Houthi rebels in Yemen, supported by Tehran, once again targeted commercial ships in the Red Sea on December 3 and 4, claiming to have carried out a ” operation “ against “Israeli ships in the Bab Al-Mandab Strait” – a strategic waterway linking the Red Sea to the Gulf of Aden – in retaliation for the war waged by the Israeli army against the Gaza Strip. A US Navy destroyer, which came to assist them, shot down several drones. These attacks represent a “direct threat to international trade and maritime security, warned Washington. The United States will consider all appropriate responses in close coordination with its international allies and partners.”

Just a few hours after the end of the truce in the Gaza Strip, the border between Israel and Lebanon also burst into flames again. Hezbollah and Israel have resumed their clashes with the same level of intensity prevailing since October 8, the beginning of the exchanges of fire they are engaged in along the demarcation line between the two countries, after Hezbollah decided to intervene in support of Hamas.

EU front line expanded

The rules of engagement remain unchanged, a sign that the two adversaries are not seeking to provoke open conflict.
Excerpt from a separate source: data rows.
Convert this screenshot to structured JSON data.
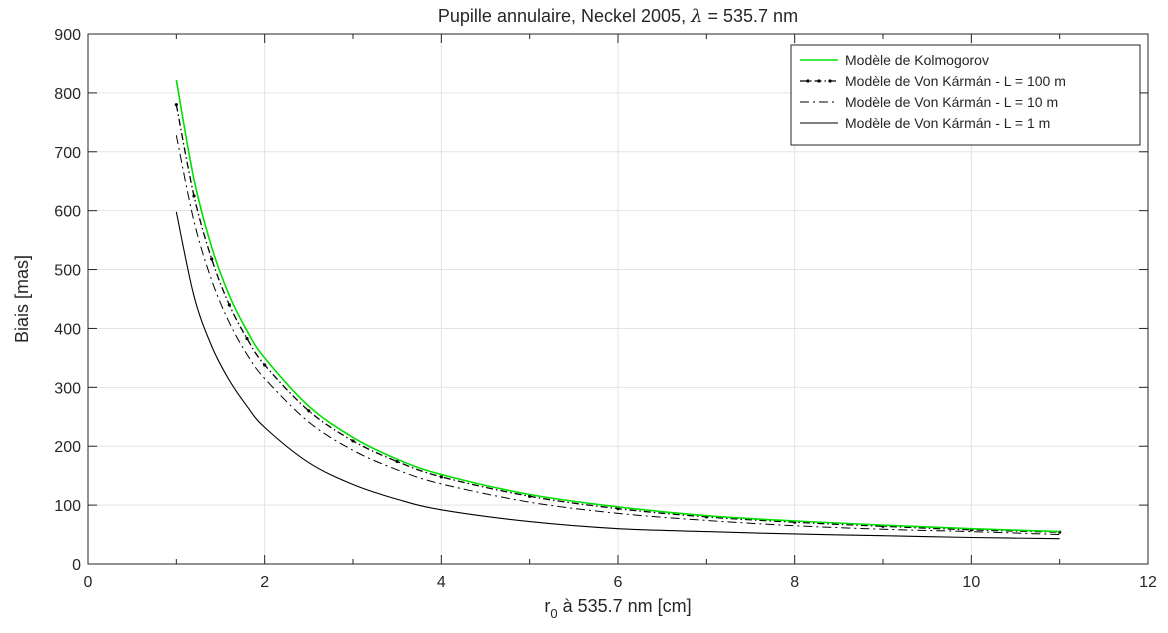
{
  "chart_data": {
    "type": "line",
    "title": {
      "prefix": "Pupille annulaire, Neckel 2005, ",
      "symbol": "λ",
      "suffix": " = 535.7 nm"
    },
    "xlabel": {
      "main": "r",
      "sub": "0",
      "rest": " à 535.7 nm [cm]"
    },
    "ylabel": "Biais [mas]",
    "xlim": [
      0,
      12
    ],
    "ylim": [
      0,
      900
    ],
    "xticks": [
      0,
      2,
      4,
      6,
      8,
      10,
      12
    ],
    "yticks": [
      0,
      100,
      200,
      300,
      400,
      500,
      600,
      700,
      800,
      900
    ],
    "grid": true,
    "legend_position": "top-right",
    "x": [
      1.0,
      1.2,
      1.4,
      1.6,
      1.8,
      2.0,
      2.5,
      3.0,
      3.5,
      4.0,
      5.0,
      6.0,
      7.0,
      8.0,
      9.0,
      10.0,
      11.0
    ],
    "series": [
      {
        "name": "Modèle de Kolmogorov",
        "color": "#00e000",
        "line_style": "solid",
        "values": [
          822,
          653,
          538,
          456,
          396,
          350,
          268,
          215,
          178,
          152,
          118,
          97,
          82,
          73,
          66,
          60,
          55
        ]
      },
      {
        "name": "Modèle de Von Kármán - L = 100 m",
        "color": "#000000",
        "line_style": "dash-dot-markers",
        "values": [
          780,
          625,
          518,
          440,
          383,
          338,
          260,
          209,
          174,
          148,
          115,
          94,
          80,
          71,
          64,
          58,
          54
        ]
      },
      {
        "name": "Modèle de Von Kármán - L = 10 m",
        "color": "#000000",
        "line_style": "dash-dot",
        "values": [
          728,
          582,
          482,
          410,
          356,
          315,
          241,
          193,
          160,
          136,
          105,
          86,
          74,
          65,
          59,
          55,
          50
        ]
      },
      {
        "name": "Modèle de Von Kármán - L = 1 m",
        "color": "#000000",
        "line_style": "solid-thin",
        "values": [
          598,
          455,
          370,
          312,
          268,
          232,
          172,
          135,
          110,
          92,
          72,
          60,
          55,
          51,
          48,
          45,
          43
        ]
      }
    ]
  }
}
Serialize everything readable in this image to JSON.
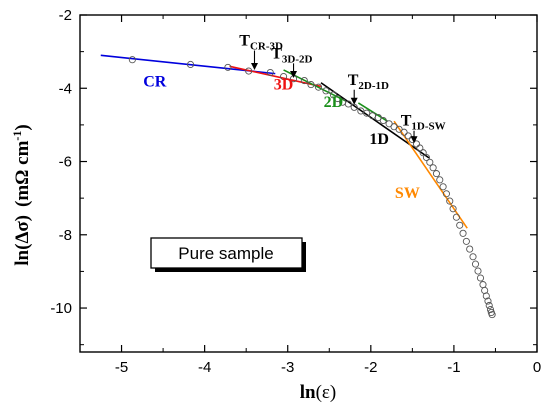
{
  "chart_data": {
    "type": "scatter",
    "xlabel_main": "ln",
    "xlabel_var": "(ε)",
    "ylabel_main": "ln(Δσ)",
    "ylabel_unit": "(mΩ cm",
    "ylabel_exp": "-1",
    "ylabel_close": ")",
    "xlim": [
      -5.5,
      0
    ],
    "ylim": [
      -11.2,
      -2
    ],
    "xticks": [
      -5,
      -4,
      -3,
      -2,
      -1,
      0
    ],
    "yticks": [
      -2,
      -4,
      -6,
      -8,
      -10
    ],
    "box_label": "Pure sample",
    "series": [
      {
        "marker": "open-circle",
        "color": "#555555",
        "points": [
          [
            -4.87,
            -3.22
          ],
          [
            -4.17,
            -3.35
          ],
          [
            -3.72,
            -3.43
          ],
          [
            -3.47,
            -3.53
          ],
          [
            -3.21,
            -3.57
          ],
          [
            -3.05,
            -3.68
          ],
          [
            -2.93,
            -3.74
          ],
          [
            -2.8,
            -3.79
          ],
          [
            -2.72,
            -3.9
          ],
          [
            -2.63,
            -3.97
          ],
          [
            -2.54,
            -4.07
          ],
          [
            -2.45,
            -4.18
          ],
          [
            -2.4,
            -4.28
          ],
          [
            -2.34,
            -4.38
          ],
          [
            -2.27,
            -4.43
          ],
          [
            -2.2,
            -4.52
          ],
          [
            -2.12,
            -4.62
          ],
          [
            -2.05,
            -4.68
          ],
          [
            -1.98,
            -4.75
          ],
          [
            -1.91,
            -4.8
          ],
          [
            -1.85,
            -4.88
          ],
          [
            -1.78,
            -4.97
          ],
          [
            -1.72,
            -5.05
          ],
          [
            -1.66,
            -5.12
          ],
          [
            -1.6,
            -5.2
          ],
          [
            -1.55,
            -5.3
          ],
          [
            -1.5,
            -5.4
          ],
          [
            -1.45,
            -5.52
          ],
          [
            -1.41,
            -5.63
          ],
          [
            -1.37,
            -5.76
          ],
          [
            -1.33,
            -5.89
          ],
          [
            -1.29,
            -6.02
          ],
          [
            -1.25,
            -6.17
          ],
          [
            -1.21,
            -6.33
          ],
          [
            -1.17,
            -6.5
          ],
          [
            -1.13,
            -6.69
          ],
          [
            -1.09,
            -6.88
          ],
          [
            -1.05,
            -7.08
          ],
          [
            -1.01,
            -7.29
          ],
          [
            -0.97,
            -7.52
          ],
          [
            -0.93,
            -7.74
          ],
          [
            -0.89,
            -7.96
          ],
          [
            -0.85,
            -8.18
          ],
          [
            -0.81,
            -8.39
          ],
          [
            -0.77,
            -8.6
          ],
          [
            -0.74,
            -8.8
          ],
          [
            -0.71,
            -8.99
          ],
          [
            -0.68,
            -9.18
          ],
          [
            -0.65,
            -9.36
          ],
          [
            -0.63,
            -9.52
          ],
          [
            -0.61,
            -9.67
          ],
          [
            -0.59,
            -9.81
          ],
          [
            -0.575,
            -9.93
          ],
          [
            -0.56,
            -10.04
          ],
          [
            -0.55,
            -10.12
          ],
          [
            -0.54,
            -10.18
          ]
        ]
      }
    ],
    "fits": [
      {
        "name": "CR",
        "color": "#0000dd",
        "x": [
          -5.25,
          -3.15
        ],
        "y": [
          -3.1,
          -3.6
        ]
      },
      {
        "name": "3D",
        "color": "#ee1111",
        "x": [
          -3.7,
          -2.6
        ],
        "y": [
          -3.4,
          -3.95
        ]
      },
      {
        "name": "2D",
        "color": "#1a8f1a",
        "x": [
          -3.05,
          -2.3
        ],
        "y": [
          -3.5,
          -4.35
        ]
      },
      {
        "name": "1D",
        "color": "#000000",
        "x": [
          -2.6,
          -1.3
        ],
        "y": [
          -3.85,
          -5.9
        ]
      },
      {
        "name": "",
        "color": "#1a8f1a",
        "x": [
          -2.15,
          -1.8
        ],
        "y": [
          -4.4,
          -4.9
        ]
      },
      {
        "name": "SW",
        "color": "#ff8800",
        "x": [
          -1.72,
          -0.84
        ],
        "y": [
          -4.9,
          -7.82
        ]
      }
    ],
    "regime_labels": [
      {
        "text": "CR",
        "color": "#0000dd",
        "x": -4.6,
        "y": -3.95
      },
      {
        "text": "3D",
        "color": "#ee1111",
        "x": -3.05,
        "y": -4.04
      },
      {
        "text": "2D",
        "color": "#1a8f1a",
        "x": -2.45,
        "y": -4.51
      },
      {
        "text": "1D",
        "color": "#000000",
        "x": -1.9,
        "y": -5.52
      },
      {
        "text": "SW",
        "color": "#ff8800",
        "x": -1.56,
        "y": -7.0
      }
    ],
    "transitions": [
      {
        "main": "T",
        "sub": "CR-3D",
        "x": -3.32,
        "y": -2.83,
        "arrow_x": -3.4,
        "arrow_y1": -2.97,
        "arrow_y2": -3.5
      },
      {
        "main": "T",
        "sub": "3D-2D",
        "x": -2.95,
        "y": -3.19,
        "arrow_x": -2.93,
        "arrow_y1": -3.32,
        "arrow_y2": -3.72
      },
      {
        "main": "T",
        "sub": "2D-1D",
        "x": -2.03,
        "y": -3.91,
        "arrow_x": -2.2,
        "arrow_y1": -4.04,
        "arrow_y2": -4.45
      },
      {
        "main": "T",
        "sub": "1D-SW",
        "x": -1.37,
        "y": -5.01,
        "arrow_x": -1.48,
        "arrow_y1": -5.16,
        "arrow_y2": -5.5
      }
    ]
  }
}
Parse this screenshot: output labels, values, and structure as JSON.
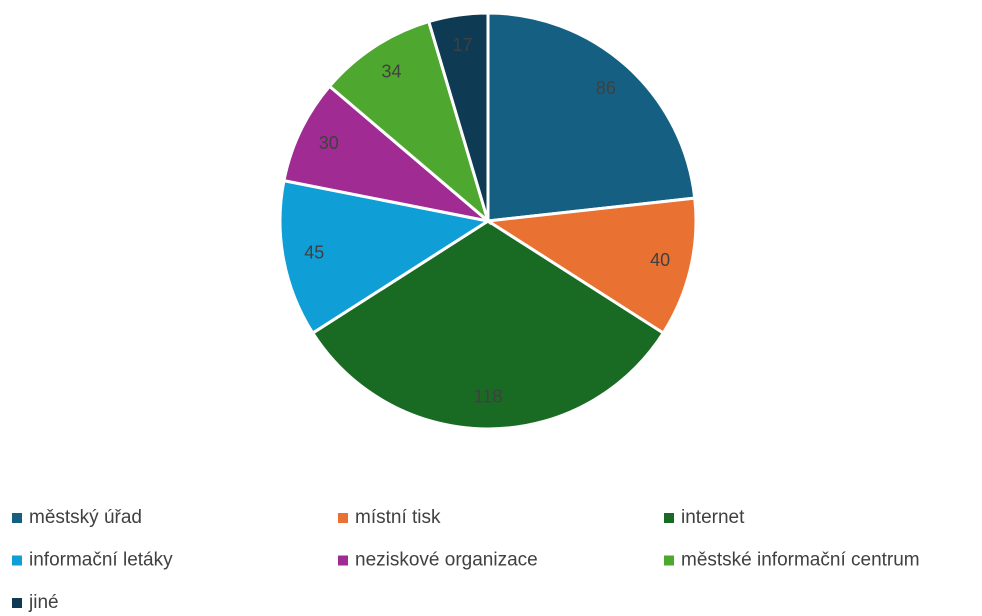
{
  "chart_data": {
    "type": "pie",
    "categories": [
      "městský úřad",
      "místní tisk",
      "internet",
      "informační letáky",
      "neziskové organizace",
      "městské informační centrum",
      "jiné"
    ],
    "values": [
      86,
      40,
      118,
      45,
      30,
      34,
      17
    ],
    "colors": [
      "#156082",
      "#e97132",
      "#196b24",
      "#0f9ed5",
      "#a02b93",
      "#4ea72e",
      "#0e3a53"
    ],
    "legend": "bottom"
  }
}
This bellicose routine has nevertheless already caused more than one hundred and ten deaths in Lebanon, including eleven civilians and three journalists. At least six Israeli soldiers and three civilians have been killed in Israel, according to authorities. With more than eighty fighters fallen in combat, Hezbollah is already recording high losses, including within its elite unit, the Radwan force. On Tuesday, the Lebanese army, which is staying away from the fighting between the two belligerents, in turn recorded its first losses. One soldier was killed and three others injured by an Israeli shell.